Claire stared down at her plate, her mind racing.
Marie cleared her throat. "But I'm sure it will be fine. I believe it will. And then after that, you will demonstrate your hunting ability and your long-distance hearing." A pinched look crossed her face. "We will have to separate the ceremonies somehow. Nothing is killed at a naming. I'll have to figure that out, too, I suppose."
Claire wasn't the only one under pressure. They all had to play their roles or the baby would suffer.
But not because of me. I'm not going to have my ear cut off, and I'm not going to be responsible for dooming Victoria's baby.
She'd light the fire at the ceremony, no matter what it took.
Chapter Ten
ONCE IT WAS deeply dark, Claire followed her mother into the woods. The skin on the back of her neck stung with the embarrassment of needing her mother's help. The noise of the dried leaves beneath her feet sounded like snickering, like the forest was laughing at her ineptness.
They ended up in a small clearing, much like the one Claire usually practiced in.
"I'll go find some wood," Marie announced.
"Wait." Claire looked around. "There's plenty of stuff here already." She bent down and picked up a few small twigs, stacking them in the middle of the clearing.
"But that's nothing." Marie frowned. "The ceremonial fires are much larger than that—they take more energy, more concentration, to start."
Heat crept up into Claire's cheeks. "But if I can light the twigs, then they'll feed the larger fire," she countered.
Marie shook her head. "That is true when you are using matches or a lighter. But to do it with your mind, you must have enough power to shift the energy of the whole pile or the spark you create won't take. It will sputter and die."
Claire's shoulders slumped. "I didn't know that."
Marie smoothed back her hair. "Well, why don't you go see what branches you can find, and I will do the same. We'll make a proper pile and see what you can do with it."
It didn't take long for them to build an average-size stack of wood in the middle of the clearing.

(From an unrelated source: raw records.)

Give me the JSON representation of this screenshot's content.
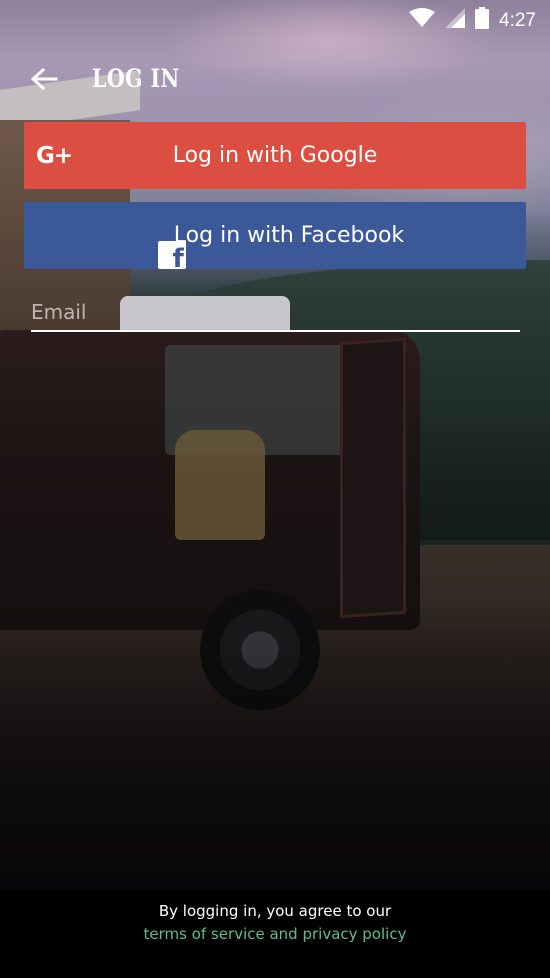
{
  "status_bar": {
    "time": "4:27",
    "icons": [
      "wifi-icon",
      "cell-signal-icon",
      "battery-icon"
    ]
  },
  "header": {
    "back_icon": "arrow-left-icon",
    "title": "LOG IN"
  },
  "google_button": {
    "icon": "google-plus-icon",
    "icon_text": "G+",
    "label": "Log in with Google",
    "color": "#dc4e41"
  },
  "facebook_button": {
    "icon": "facebook-icon",
    "icon_text": "f",
    "label": "Log in with Facebook",
    "color": "#3b5998"
  },
  "email": {
    "value": "",
    "placeholder": "Email"
  },
  "footer": {
    "agreement_text": "By logging in, you agree to our",
    "terms_link": "terms of service and privacy policy",
    "link_color": "#5bbf8c"
  }
}
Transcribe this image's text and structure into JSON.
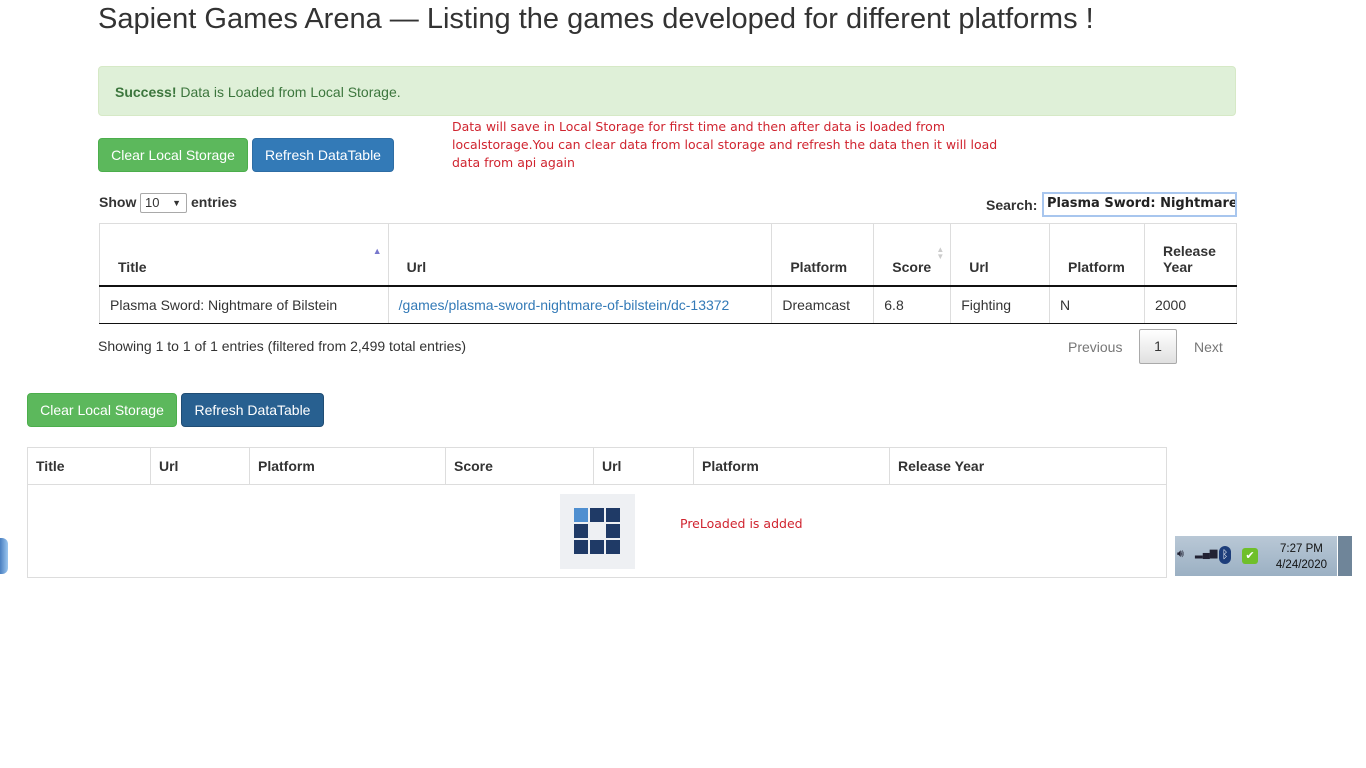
{
  "page": {
    "title": "Sapient Games Arena — Listing the games developed for different platforms !"
  },
  "alert": {
    "strong": "Success!",
    "message": " Data is Loaded from Local Storage."
  },
  "buttons": {
    "clear_label": "Clear Local Storage",
    "refresh_label": "Refresh DataTable"
  },
  "note_text": "Data will save in Local Storage for first time and then after data is loaded from localstorage.You can clear data from local storage and refresh the data then it will load data from api again",
  "length_menu": {
    "show_label": "Show",
    "selected": "10",
    "entries_label": "entries"
  },
  "search": {
    "label": "Search:",
    "value": "Plasma Sword: Nightmare o"
  },
  "table": {
    "headers": [
      "Title",
      "Url",
      "Platform",
      "Score",
      "Url",
      "Platform",
      "Release Year"
    ],
    "rows": [
      [
        "Plasma Sword: Nightmare of Bilstein",
        "/games/plasma-sword-nightmare-of-bilstein/dc-13372",
        "Dreamcast",
        "6.8",
        "Fighting",
        "N",
        "2000"
      ]
    ]
  },
  "info_text": "Showing 1 to 1 of 1 entries (filtered from 2,499 total entries)",
  "pagination": {
    "previous": "Previous",
    "current": "1",
    "next": "Next"
  },
  "table2": {
    "headers": [
      "Title",
      "Url",
      "Platform",
      "Score",
      "Url",
      "Platform",
      "Release Year"
    ]
  },
  "preload_text": "PreLoaded is added",
  "taskbar": {
    "time": "7:27 PM",
    "date": "4/24/2020"
  },
  "colors": {
    "success": "#5cb85c",
    "primary": "#337ab7",
    "note_red": "#d0242f",
    "alert_bg": "#dff0d8"
  }
}
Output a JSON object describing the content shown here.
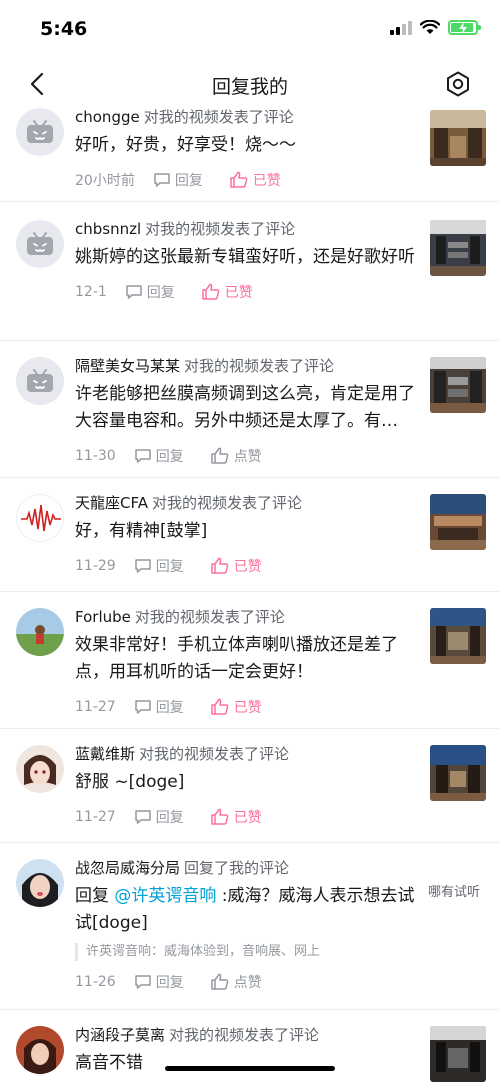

Marie stepped back, leaning against a tree. "You may begin when you are ready," she offered.
Claire crouched down in front of the branches, pushing at their heaviness with her thoughts, struggling against the cold inertia of the wood.
Nothing happened.
She tried again, but it was just like the new moon gathering. Her heart began to race with the memory of it.
"You must be calm, chérie, or it will not work. You must be confident and focused."
"How can I be focused when you're interrupting me?" Claire burst out. Marie straightened, adjusting the cuffs of her shirt. "I'm only trying to help, Claire."
"Well, staring holes into my head isn't exactly helping! I was doing better on my own." Claire shoved her hair back from her face.
Marie went still as stone. "If you want to be left to practice alone, I will go. It is your ear. It is your future. I leave the responsibility in your hands." She turned to leave, looking defeated. A sharp sliver of regret pierced Claire, but she was too proud to call her mother back.
She'd just have to do it on her own. Claire listened to the near-silent retreat of her mother's footsteps and turned her attention back to the pile in front of her, trying to control her panic.
She could do this.
Except she couldn't. Hours later, even though her eyes and knees and brain ached, nothing had happened.
Exhausted and frustrated, Claire threw back her head and roared, her human voice echoing startlingly off the trees. She slumped over, her head buried in her hands.
She sat that way, listening to the stunned silence of the forest around her, wishing the trees would swallow her up. Claire practiced on her own every night. Her fingernails were permanently dirt stained from being dug into the forest floor, and her back ached from spending so many hours hunched over like an old woman.
Her mother hadn't said anything to her about the fires since she'd left Claire in the forest, but Claire could see her aching over Claire's failure. Claire knew that Marie could read it in the set of her shoulders, in the deepening of the circles beneath eyes. It just made her practice harder, determined to save herself.
Saturday night, she stumbled home. When she made it back to the safety of her room, she called Matthew, aching for his warm voice the same way she ached for a hot shower— wanting something that would unknot her.
"Hello?" His voice was vague with sleep.
"I woke you up—I'm sorry," she said, her voice too loud in the quiet of her room.
"No—well, I mean, yes, but it's okay." She heard his sheets rustle in the background and wondered briefly if he slept shirtless. "What's going on?"
"Nothing," she spat, pacing the floor. "Really nothing. The same sort of nothing that's been going on all week."